Sein Puls raste vor Weh, sein Atem ging schwer, und die Haut riß ihm vor Kälte, als er nun wie wahnsinnig und der Zweige, die ihn im Gesicht trafen, gar nicht achtend, den vielfach gewundenen Weg entlanglief. Und als er wieder um eine Biegung kam, sah er sie - oder das, was sie sein mußte -, und da überkam ihn ein Schwindel, daß er fast ohnmächtig geworden wäre.
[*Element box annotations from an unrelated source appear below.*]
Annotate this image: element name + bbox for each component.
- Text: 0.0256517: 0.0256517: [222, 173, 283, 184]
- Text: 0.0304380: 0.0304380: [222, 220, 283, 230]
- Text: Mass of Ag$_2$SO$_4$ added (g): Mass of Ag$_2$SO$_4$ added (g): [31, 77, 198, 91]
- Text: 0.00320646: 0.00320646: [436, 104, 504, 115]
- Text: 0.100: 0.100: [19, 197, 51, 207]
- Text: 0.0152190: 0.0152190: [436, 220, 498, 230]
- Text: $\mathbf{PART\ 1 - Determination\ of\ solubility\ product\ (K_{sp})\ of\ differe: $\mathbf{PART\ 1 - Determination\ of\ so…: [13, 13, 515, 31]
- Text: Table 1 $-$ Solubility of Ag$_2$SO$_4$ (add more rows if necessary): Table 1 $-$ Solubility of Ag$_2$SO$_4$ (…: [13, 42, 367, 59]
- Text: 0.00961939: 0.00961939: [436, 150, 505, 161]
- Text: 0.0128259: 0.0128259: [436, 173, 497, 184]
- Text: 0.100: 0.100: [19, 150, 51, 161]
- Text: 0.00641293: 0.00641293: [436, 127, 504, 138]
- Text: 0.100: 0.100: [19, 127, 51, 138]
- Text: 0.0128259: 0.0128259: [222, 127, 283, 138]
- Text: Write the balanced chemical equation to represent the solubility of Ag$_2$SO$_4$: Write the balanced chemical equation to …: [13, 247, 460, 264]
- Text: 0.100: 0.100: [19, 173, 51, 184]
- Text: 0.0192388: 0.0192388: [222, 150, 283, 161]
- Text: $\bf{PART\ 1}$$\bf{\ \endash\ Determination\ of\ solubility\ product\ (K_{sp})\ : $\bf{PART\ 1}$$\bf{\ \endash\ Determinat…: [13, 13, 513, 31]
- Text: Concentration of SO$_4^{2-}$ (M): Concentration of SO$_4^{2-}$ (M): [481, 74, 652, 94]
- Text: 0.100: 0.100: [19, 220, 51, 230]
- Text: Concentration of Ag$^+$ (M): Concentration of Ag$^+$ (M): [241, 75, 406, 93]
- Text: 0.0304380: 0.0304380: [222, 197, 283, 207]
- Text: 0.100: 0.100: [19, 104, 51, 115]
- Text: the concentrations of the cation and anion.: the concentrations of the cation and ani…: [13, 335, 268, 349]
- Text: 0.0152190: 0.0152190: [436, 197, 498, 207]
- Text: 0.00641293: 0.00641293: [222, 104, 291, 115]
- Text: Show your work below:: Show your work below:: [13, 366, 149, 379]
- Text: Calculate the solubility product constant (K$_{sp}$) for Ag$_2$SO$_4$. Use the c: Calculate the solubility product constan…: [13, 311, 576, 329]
Ein Hauch feinen Pulver-schnees überzog schon die mitleiderregende schwarze Gestalt, die da vor ihm hingestreckt lag. Und aus diesem formlosen Haufen sah er ein kleines schwarzborstiges Etwas ragen, das einer Hand ähnelte - ja, eine rheumatisch verkrümmte, knotige Hand mit langen Tierkrallen statt Fingernägeln … Seltsam, dachte er, daß mir ihre Hände, diese gespenstischen, schwarz behaarten, jämmerlichen Klauen, bisher noch nie aufgefallen sind …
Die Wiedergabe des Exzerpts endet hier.